Bryn - the border collie from Cheshire has saved countless lives across the world
PUBLISHED: 00:00 26 August 2015
They say a dog is a man’s best friend. But Steve Buckley and his border collie, Bryn, have been a help to many people. Emma Mayoh reports
When Border Collie Bryn came running out of a building devastated by a tsunami in Japan, his owner thought the worst. The 11-year-old dog has blood all over his legs and he looked badly hurt. The image made headlines around the world and Bryn’s pictures graced the front page of a national newspaper. It looked so dramatic Steve had to call wife Sylvia back home in Mobberley to reassure her that their prized pooch was well.
Steve said: ‘Bryn’s leg was super-glued and bandaged and he was back out again helping the next day. But it did look bad at first. It wasn’t actually a bad cut but, because he was running around and his heart was pumping, there was a lot of blood on his leg.
‘It made a dramatic photograph for the front of The Daily Mail – so much so I had to borrow a satellite phone from a British TV crew so I could call Sylvia – I don’t normally have contact when I’m away but this was important. She would have been worried about him.’
But these are the risks and pitfalls Steve and Bryn face together. The pair are on the UK’s International Search and Rescue Team and can be called out at a moment’s notice if there is a disaster, catastrophe or even a terrorist attack that has happened. Bryn was trained from being a puppy and he and Steve, a firefighter with Cheshire Fire and Rescue Service, are widely recognised as one of the best dog and handler teams in the country.
Steve said: ‘I was in India in 2001 following the Gujarat earthquake. There were 12,300 people who lost their lives. The UK team had only one dog at that time but it was there that I saw search dogs in action for the first time.
‘Where it could take our team two or three hours to clear an area, despite all the technical equipment and cameras, those dogs and handlers could cover the ground so much quicker. When we returned to the UK I put a case together for Cheshire to have a search and rescue dog.’
Bryn became graded for operations in 2005. In 2009, Steve and Bryn travelled to the Czech Republic to participate in what is considered to be the most stringent testing process in the world, the International Rescue Dog Organisation’s mission readiness test. Steve has since assessed dogs and handlers capabilities in America, Argentina, Spain, Romania, Austria, Czech Republic, Hungary, Saudi Arabia and Australia.
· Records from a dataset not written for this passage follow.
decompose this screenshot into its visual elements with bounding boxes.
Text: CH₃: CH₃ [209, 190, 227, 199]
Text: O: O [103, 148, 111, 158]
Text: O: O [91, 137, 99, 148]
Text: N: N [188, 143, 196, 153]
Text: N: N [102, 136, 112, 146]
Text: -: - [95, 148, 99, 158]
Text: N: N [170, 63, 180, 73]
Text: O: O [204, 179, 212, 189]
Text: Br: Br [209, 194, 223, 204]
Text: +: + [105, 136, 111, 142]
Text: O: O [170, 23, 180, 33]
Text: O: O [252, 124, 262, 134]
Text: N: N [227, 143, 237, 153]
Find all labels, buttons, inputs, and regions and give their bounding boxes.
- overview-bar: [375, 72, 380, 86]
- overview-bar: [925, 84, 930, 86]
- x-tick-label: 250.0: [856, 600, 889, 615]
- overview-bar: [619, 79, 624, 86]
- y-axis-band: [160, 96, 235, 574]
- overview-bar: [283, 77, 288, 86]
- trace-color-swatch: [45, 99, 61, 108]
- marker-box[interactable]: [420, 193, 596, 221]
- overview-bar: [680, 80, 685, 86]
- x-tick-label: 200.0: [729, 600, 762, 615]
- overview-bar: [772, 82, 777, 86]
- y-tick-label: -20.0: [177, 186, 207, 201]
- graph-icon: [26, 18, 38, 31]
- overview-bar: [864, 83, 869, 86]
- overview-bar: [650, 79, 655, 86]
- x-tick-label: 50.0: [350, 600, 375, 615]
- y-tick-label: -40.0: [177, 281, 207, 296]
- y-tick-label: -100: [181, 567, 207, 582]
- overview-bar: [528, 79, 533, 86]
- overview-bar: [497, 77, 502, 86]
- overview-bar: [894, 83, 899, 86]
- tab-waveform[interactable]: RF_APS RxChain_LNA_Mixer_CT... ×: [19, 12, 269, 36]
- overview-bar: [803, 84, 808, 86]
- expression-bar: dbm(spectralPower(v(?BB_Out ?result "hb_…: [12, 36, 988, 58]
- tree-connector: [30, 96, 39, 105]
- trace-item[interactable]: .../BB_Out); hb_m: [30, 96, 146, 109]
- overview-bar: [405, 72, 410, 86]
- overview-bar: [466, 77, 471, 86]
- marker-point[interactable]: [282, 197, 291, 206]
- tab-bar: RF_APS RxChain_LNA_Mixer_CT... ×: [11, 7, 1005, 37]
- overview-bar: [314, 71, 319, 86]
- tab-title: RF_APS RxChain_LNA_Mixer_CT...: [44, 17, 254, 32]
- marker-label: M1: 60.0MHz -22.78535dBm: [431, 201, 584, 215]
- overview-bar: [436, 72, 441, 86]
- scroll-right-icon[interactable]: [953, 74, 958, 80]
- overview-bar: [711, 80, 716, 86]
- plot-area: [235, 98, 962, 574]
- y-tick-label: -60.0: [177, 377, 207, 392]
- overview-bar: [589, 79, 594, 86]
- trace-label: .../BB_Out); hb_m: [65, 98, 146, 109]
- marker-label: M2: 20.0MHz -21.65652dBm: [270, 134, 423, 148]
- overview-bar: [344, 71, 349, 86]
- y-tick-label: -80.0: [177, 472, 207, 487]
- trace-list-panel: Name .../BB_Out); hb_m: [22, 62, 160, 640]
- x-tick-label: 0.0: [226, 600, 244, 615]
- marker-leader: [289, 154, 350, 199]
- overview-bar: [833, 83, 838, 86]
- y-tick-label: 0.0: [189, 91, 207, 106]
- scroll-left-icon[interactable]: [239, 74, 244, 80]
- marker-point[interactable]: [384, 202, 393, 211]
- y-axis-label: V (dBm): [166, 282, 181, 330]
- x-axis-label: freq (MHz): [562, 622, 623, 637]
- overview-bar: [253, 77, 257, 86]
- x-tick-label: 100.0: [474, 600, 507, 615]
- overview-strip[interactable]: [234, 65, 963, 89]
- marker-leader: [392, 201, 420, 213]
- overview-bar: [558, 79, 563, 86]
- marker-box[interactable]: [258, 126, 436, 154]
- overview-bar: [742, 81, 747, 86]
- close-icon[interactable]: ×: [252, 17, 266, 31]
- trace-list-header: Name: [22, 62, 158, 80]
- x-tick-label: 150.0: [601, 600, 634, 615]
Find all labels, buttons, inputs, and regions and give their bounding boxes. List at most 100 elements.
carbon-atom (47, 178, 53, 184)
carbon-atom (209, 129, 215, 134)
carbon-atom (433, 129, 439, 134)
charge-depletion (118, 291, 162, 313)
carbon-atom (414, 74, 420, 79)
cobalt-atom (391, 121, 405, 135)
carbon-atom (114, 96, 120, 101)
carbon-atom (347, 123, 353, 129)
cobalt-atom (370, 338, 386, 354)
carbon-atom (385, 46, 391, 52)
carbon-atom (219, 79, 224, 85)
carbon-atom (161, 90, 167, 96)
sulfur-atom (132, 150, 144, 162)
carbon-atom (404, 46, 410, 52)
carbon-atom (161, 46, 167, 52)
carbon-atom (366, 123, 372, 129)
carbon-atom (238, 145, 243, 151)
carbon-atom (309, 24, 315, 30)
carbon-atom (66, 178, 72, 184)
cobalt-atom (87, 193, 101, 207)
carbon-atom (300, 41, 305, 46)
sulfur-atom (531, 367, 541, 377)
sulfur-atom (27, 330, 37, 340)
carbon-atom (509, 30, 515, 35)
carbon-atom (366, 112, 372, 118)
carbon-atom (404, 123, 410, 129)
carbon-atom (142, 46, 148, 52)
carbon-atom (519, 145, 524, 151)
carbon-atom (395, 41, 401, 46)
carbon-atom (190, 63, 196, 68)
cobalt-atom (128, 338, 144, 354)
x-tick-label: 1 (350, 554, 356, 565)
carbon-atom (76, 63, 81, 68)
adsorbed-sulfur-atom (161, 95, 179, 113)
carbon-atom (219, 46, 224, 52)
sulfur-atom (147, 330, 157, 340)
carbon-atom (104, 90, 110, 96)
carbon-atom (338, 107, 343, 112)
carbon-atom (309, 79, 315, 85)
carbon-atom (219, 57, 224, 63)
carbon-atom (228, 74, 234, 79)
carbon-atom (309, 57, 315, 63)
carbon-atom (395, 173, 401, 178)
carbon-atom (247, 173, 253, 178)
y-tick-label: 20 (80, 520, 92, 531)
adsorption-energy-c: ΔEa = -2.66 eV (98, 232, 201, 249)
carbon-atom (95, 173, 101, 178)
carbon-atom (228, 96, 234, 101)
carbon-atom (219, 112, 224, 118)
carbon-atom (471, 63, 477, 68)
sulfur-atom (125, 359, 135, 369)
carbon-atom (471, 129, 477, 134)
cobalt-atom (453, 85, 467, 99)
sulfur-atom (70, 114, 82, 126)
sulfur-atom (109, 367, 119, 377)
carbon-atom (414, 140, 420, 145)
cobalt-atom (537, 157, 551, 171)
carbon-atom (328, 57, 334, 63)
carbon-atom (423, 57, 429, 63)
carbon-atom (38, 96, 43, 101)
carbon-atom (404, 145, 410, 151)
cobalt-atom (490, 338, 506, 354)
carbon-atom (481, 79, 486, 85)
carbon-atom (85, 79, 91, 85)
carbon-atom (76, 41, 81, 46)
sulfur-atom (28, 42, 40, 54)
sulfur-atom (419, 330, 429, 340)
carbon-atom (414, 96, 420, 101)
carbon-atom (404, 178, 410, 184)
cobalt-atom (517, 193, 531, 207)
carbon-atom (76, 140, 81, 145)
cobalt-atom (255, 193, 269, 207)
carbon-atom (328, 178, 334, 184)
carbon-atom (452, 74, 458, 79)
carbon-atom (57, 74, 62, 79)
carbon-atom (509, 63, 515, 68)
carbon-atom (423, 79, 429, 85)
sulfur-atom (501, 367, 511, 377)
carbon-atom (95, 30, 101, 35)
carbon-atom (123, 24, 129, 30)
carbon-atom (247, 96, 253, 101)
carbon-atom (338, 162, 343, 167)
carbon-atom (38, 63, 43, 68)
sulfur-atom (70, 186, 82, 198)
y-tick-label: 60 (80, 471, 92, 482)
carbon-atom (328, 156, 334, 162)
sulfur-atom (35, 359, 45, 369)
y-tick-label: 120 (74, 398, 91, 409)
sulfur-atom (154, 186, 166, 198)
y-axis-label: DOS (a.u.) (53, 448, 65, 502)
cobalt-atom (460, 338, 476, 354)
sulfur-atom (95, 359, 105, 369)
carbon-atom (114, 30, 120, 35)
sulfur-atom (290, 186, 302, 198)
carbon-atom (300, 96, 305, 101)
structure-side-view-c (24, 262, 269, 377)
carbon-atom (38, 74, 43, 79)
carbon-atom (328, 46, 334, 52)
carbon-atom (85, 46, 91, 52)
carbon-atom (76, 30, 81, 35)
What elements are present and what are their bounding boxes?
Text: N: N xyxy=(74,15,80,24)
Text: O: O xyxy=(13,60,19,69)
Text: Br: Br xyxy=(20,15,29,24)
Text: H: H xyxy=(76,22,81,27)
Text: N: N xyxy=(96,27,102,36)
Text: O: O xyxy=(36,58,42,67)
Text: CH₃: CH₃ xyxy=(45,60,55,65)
They have worked on rescue missions in India, Sumatra, Japan and most recently in Nepal following the earthquake that devastated the country.
Steve said: ‘Some of the situations we have been in have been awful. In Nepal we were travelling to very remote areas where there was nothing there to help the people, not even a hospital because it had come down in the earthquake.
‘A group of us helped us to get electricity back to that hospital building and that felt incredible. Bryn is trained to find live bodies and that’s what he focuses on first. But then he is involved in body retrieval too. This can bring great comfort to families who are then able to at least bury their loved ones. Bryn has never actually found a survivor because it doesn’t happen a lot in these kinds of situations. But when a team does find someone alive it is such an incredible moment.
‘Bryn and I have worked in some challenging environments like in the Japan tsunami in 2011 when there was the threat a nuclear power station nearby was unstable. IT can be stressful and intense. It is always difficult to acclimatise when I come home. Thinking all of that devastation is still going on. But it is good that we were able to help in some way. I just spend plenty of time with Bryn.’
Now, it is time for Bryn to put away his passport and spend quality at home. Although he won’t be going on any more international trips the 11-year-old will still be working for the Avon Fire and Rescue Urban Search team. But there will also be a lot more opportunity for rest, going for walks with Fenn and Pippa, Steve’s two other dogs.
But Steve is showing no signs of slowing down. He will soon be the owner of a Stabyhoun dog. He is hoping to train the bitch up to be a missing person search dog.
He said: ‘I still want to be able to help other people. It’s that thing that you can make a difference.
‘This new puppy may not be suitable for what I am thinking of but we will wait and see.’